An agency official announced that a federal grand jury in Miami returned an indictment charging additional crimes, including destruction of aircraft and individual counts of murder, and that the indictment was unsealed today after nearly 30 years.
The official said the families of the four Americans killed have waited for justice, and described the incident as the shooting down of Brothers to the Rescue civilian planes over international waters on Feb. 24. "They were unarmed civilians and we're flying humanitarian missions for the rescue and protection of people fleeing oppression," the agency official said, naming the victims as Carlos Costa, Armando Alejandre Jr., Mario de la Peña and Pablo Morales.

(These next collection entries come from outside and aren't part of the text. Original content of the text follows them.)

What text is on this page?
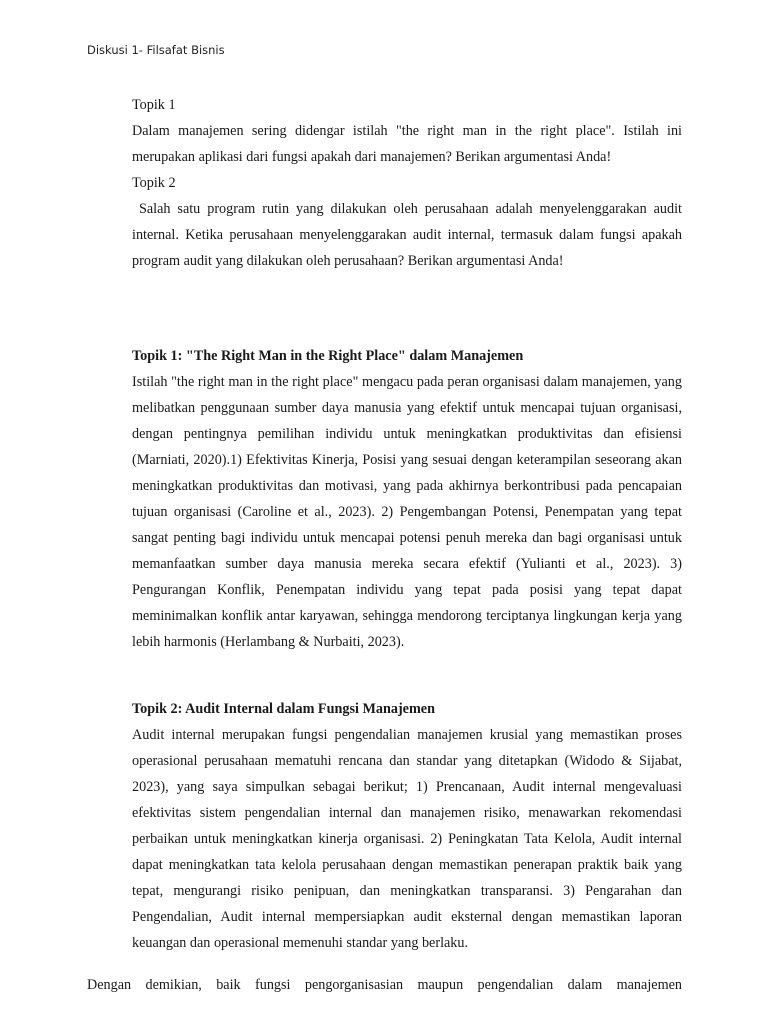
Diskusi 1- Filsafat Bisnis

Topik 1

Dalam manajemen sering didengar istilah "the right man in the right place". Istilah ini merupakan aplikasi dari fungsi apakah dari manajemen? Berikan argumentasi Anda!

Topik 2

Salah satu program rutin yang dilakukan oleh perusahaan adalah menyelenggarakan audit internal. Ketika perusahaan menyelenggarakan audit internal, termasuk dalam fungsi apakah program audit yang dilakukan oleh perusahaan? Berikan argumentasi Anda!

Topik 1: "The Right Man in the Right Place" dalam Manajemen

Istilah "the right man in the right place" mengacu pada peran organisasi dalam manajemen, yang melibatkan penggunaan sumber daya manusia yang efektif untuk mencapai tujuan organisasi, dengan pentingnya pemilihan individu untuk meningkatkan produktivitas dan efisiensi (Marniati, 2020).1) Efektivitas Kinerja, Posisi yang sesuai dengan keterampilan seseorang akan meningkatkan produktivitas dan motivasi, yang pada akhirnya berkontribusi pada pencapaian tujuan organisasi (Caroline et al., 2023). 2) Pengembangan Potensi, Penempatan yang tepat sangat penting bagi individu untuk mencapai potensi penuh mereka dan bagi organisasi untuk memanfaatkan sumber daya manusia mereka secara efektif (Yulianti et al., 2023). 3) Pengurangan Konflik, Penempatan individu yang tepat pada posisi yang tepat dapat meminimalkan konflik antar karyawan, sehingga mendorong terciptanya lingkungan kerja yang lebih harmonis (Herlambang & Nurbaiti, 2023).

Topik 2: Audit Internal dalam Fungsi Manajemen

Audit internal merupakan fungsi pengendalian manajemen krusial yang memastikan proses operasional perusahaan mematuhi rencana dan standar yang ditetapkan (Widodo & Sijabat, 2023), yang saya simpulkan sebagai berikut; 1) Prencanaan, Audit internal mengevaluasi efektivitas sistem pengendalian internal dan manajemen risiko, menawarkan rekomendasi perbaikan untuk meningkatkan kinerja organisasi. 2) Peningkatan Tata Kelola, Audit internal dapat meningkatkan tata kelola perusahaan dengan memastikan penerapan praktik baik yang tepat, mengurangi risiko penipuan, dan meningkatkan transparansi. 3) Pengarahan dan Pengendalian, Audit internal mempersiapkan audit eksternal dengan memastikan laporan keuangan dan operasional memenuhi standar yang berlaku.

Dengan demikian, baik fungsi pengorganisasian maupun pengendalian dalam manajemen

The statement alleged that "Raúl Castro [and] co‑defendants participated in a conspiracy that ended with Cuban military aircraft firing missiles at those civilian planes and killing four Americans," the official said, adding that "those are the allegations returned by a federal grand jury." The official said the grand jury returned the indictment in Miami on April 23, 2026 (as stated in the transcript) and that it was unsealed today.
The prepared remarks at the end of the transcript trailed off: "My message today is clear the United States and presidente Trump does not and wil" toward the close of the statement. The transcript does not record any response to the allegations in this excerpt, nor does it list the names or charges of other defendants beyond the reference to "co‑defendants." The government statement framed the claims as allegations returned by the grand jury; the article does not treat those allegations as proven.
Next steps were not specified in the excerpted remarks: the transcript-recorded statement did not note an arraignment date, a list of charged counts beyond the general descriptions, or any immediate law‑enforcement actions. The announcement provided names of the four victims and the grand jury allegation but did not include further prosecutorial detail in the available segment.